Currently there are eight volunteers: “foreman” Tony Nardone, Jeannie Nutting, Frank Rogers, Patrick McGarry, Henry Boessl, Marty Chatt, Ed Demay, David Schafer and John Zoltner. The team distribute their hours so there is someone in the shop every day of the week. Not all have woodworking skills, but they all have the ability to create, customize or adapt furniture, toys, wheelchairs, household items and much more.
From the brochure stands greeting you in the reception area, to the inviting murals in the therapy pool and gymnasium , each finished workshop piece is reflective of creativity and care. Throughout the years, thousands of work orders requesting anything from standers, kneelers, benches and seats for little bikes with Velcro straps on the pedals, to adaptive devices on kitchen appliances, are custom-crafted by our workshop volunteers. Almost every room in CP Rochester has something the Adaptive Workshop has created, whether it is a custom bookshelf, coffee stand, computer desk or the picture frames that adorn our hallways.
.jpg) Consumers are also granted special requests. One call for help came from a consumer who is an avid guitarist. He found it difficult to put his guitars back in their case after he played, so one of the workshop volunteers found an ingenious solution. He built stands for the guitars so they didn’t have to be returned to their cases for safekeeping all the time.
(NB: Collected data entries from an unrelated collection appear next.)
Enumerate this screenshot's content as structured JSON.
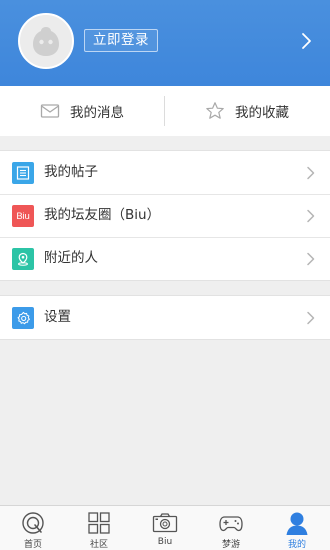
{
  "header": {
    "login_label": "立即登录"
  },
  "quick": {
    "messages_label": "我的消息",
    "favorites_label": "我的收藏"
  },
  "menu": {
    "posts_label": "我的帖子",
    "circle_label": "我的坛友圈（Biu）",
    "circle_icon_text": "Biu",
    "nearby_label": "附近的人",
    "settings_label": "设置"
  },
  "tabs": [
    {
      "label": "首页",
      "icon": "home-compass-icon",
      "active": false
    },
    {
      "label": "社区",
      "icon": "grid-icon",
      "active": false
    },
    {
      "label": "Biu",
      "icon": "camera-icon",
      "active": false
    },
    {
      "label": "梦游",
      "icon": "gamepad-icon",
      "active": false
    },
    {
      "label": "我的",
      "icon": "user-icon",
      "active": true
    }
  ],
  "colors": {
    "header_blue": "#4a90de",
    "posts_icon": "#3aa6e8",
    "circle_icon": "#ef5656",
    "nearby_icon": "#2cc4a6",
    "settings_icon": "#3c9be9",
    "active_tab": "#2f7fe0"
  }
}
Another consumer who loves airplanes came into the shop one day and requested a replica of the airplane from the movie “Flight of the Phoenix”. After searching on the internet and in stores with no luck, they finally settled on a model built from wood by our own miracle-workers.
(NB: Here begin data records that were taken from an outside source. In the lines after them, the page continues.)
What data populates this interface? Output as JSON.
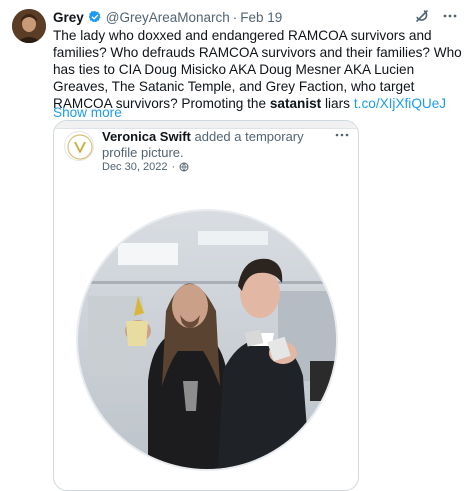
{
  "author": {
    "name": "Grey",
    "handle": "@GreyAreaMonarch",
    "separator": "·",
    "date": "Feb 19"
  },
  "icons": {
    "verified": "verified-badge-icon",
    "grok": "grok-icon",
    "more": "more-icon",
    "globe": "globe-icon"
  },
  "colors": {
    "accent": "#1d9bf0",
    "text": "#0f1419",
    "muted": "#536471"
  },
  "tweet": {
    "text_main": "The lady who doxxed and endangered RAMCOA survivors and families? Who defrauds RAMCOA survivors and their families? Who has ties to CIA Doug Misicko AKA Doug Mesner AKA Lucien Greaves, The Satanic Temple, and Grey Faction, who target RAMCOA survivors? Promoting the ",
    "text_bold": "satanist",
    "text_end": " liars",
    "link": "t.co/XIjXfiQUeJ",
    "show_more": "Show more"
  },
  "quoted": {
    "name": "Veronica Swift",
    "action": "added a temporary profile picture.",
    "date": "Dec 30, 2022",
    "separator": "·"
  }
}
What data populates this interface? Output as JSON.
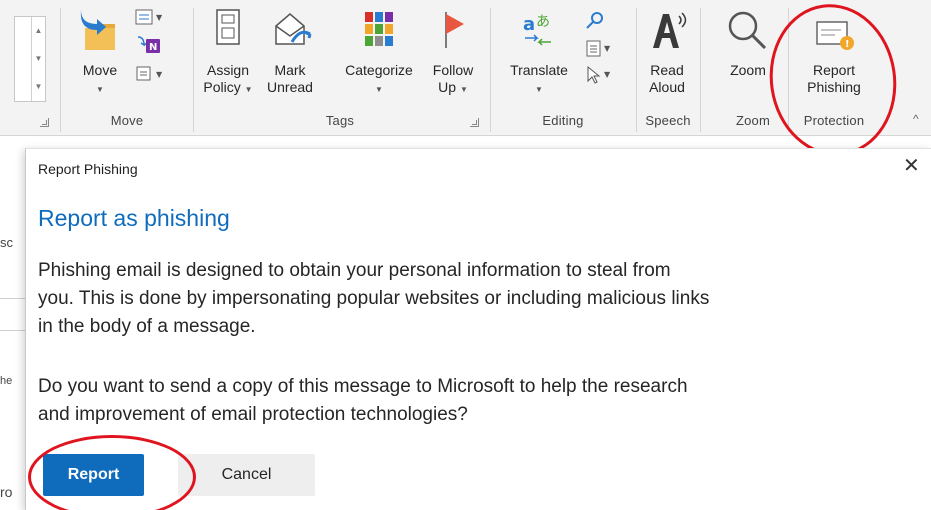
{
  "ribbon": {
    "move_group": {
      "move_label": "Move",
      "group_label": "Move"
    },
    "tags_group": {
      "assign_policy_line1": "Assign",
      "assign_policy_line2": "Policy",
      "mark_unread_line1": "Mark",
      "mark_unread_line2": "Unread",
      "categorize_label": "Categorize",
      "follow_up_line1": "Follow",
      "follow_up_line2": "Up",
      "group_label": "Tags"
    },
    "editing_group": {
      "translate_label": "Translate",
      "group_label": "Editing"
    },
    "speech_group": {
      "read_aloud_line1": "Read",
      "read_aloud_line2": "Aloud",
      "group_label": "Speech"
    },
    "zoom_group": {
      "zoom_label": "Zoom",
      "group_label": "Zoom"
    },
    "protection_group": {
      "report_phishing_line1": "Report",
      "report_phishing_line2": "Phishing",
      "group_label": "Protection"
    }
  },
  "background": {
    "frag1": "sc",
    "frag2": "he",
    "frag3": "ro"
  },
  "dialog": {
    "title": "Report Phishing",
    "close_glyph": "✕",
    "heading": "Report as phishing",
    "body_paragraph1_line1": "Phishing email is designed to obtain your personal information to steal from",
    "body_paragraph1_line2": "you. This is done by impersonating popular websites or including malicious links",
    "body_paragraph1_line3": "in the body of a message.",
    "body_paragraph2_line1": "Do you want to send a copy of this message to Microsoft to help the research",
    "body_paragraph2_line2": "and improvement of email protection technologies?",
    "report_button": "Report",
    "cancel_button": "Cancel"
  },
  "colors": {
    "accent_blue": "#0f6cbd",
    "callout_red": "#e0141e",
    "ribbon_bg": "#f3f3f3"
  }
}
 If you were to ask our workshop volunteers why they spend so much time and energy volunteering here at CP Rochester they’d first smile and tell how their wives ordered them out of the house after retirement and this is where they landed. Upon further thought and with sincerity, they may answer, “The smile on a child’s face when a favorite toy they thought they had lost forever was brought back to life, the satisfaction of knowing how much money had been saved on a particular project which could now be used to buy computer equipment, the knowledge that children can now learn to walk up stairs because of a safe and secure training device, modified in
the Adaptive Workshop.”
We are grateful that our workshop volunteers love what they do,
because we do not know what we would do without them!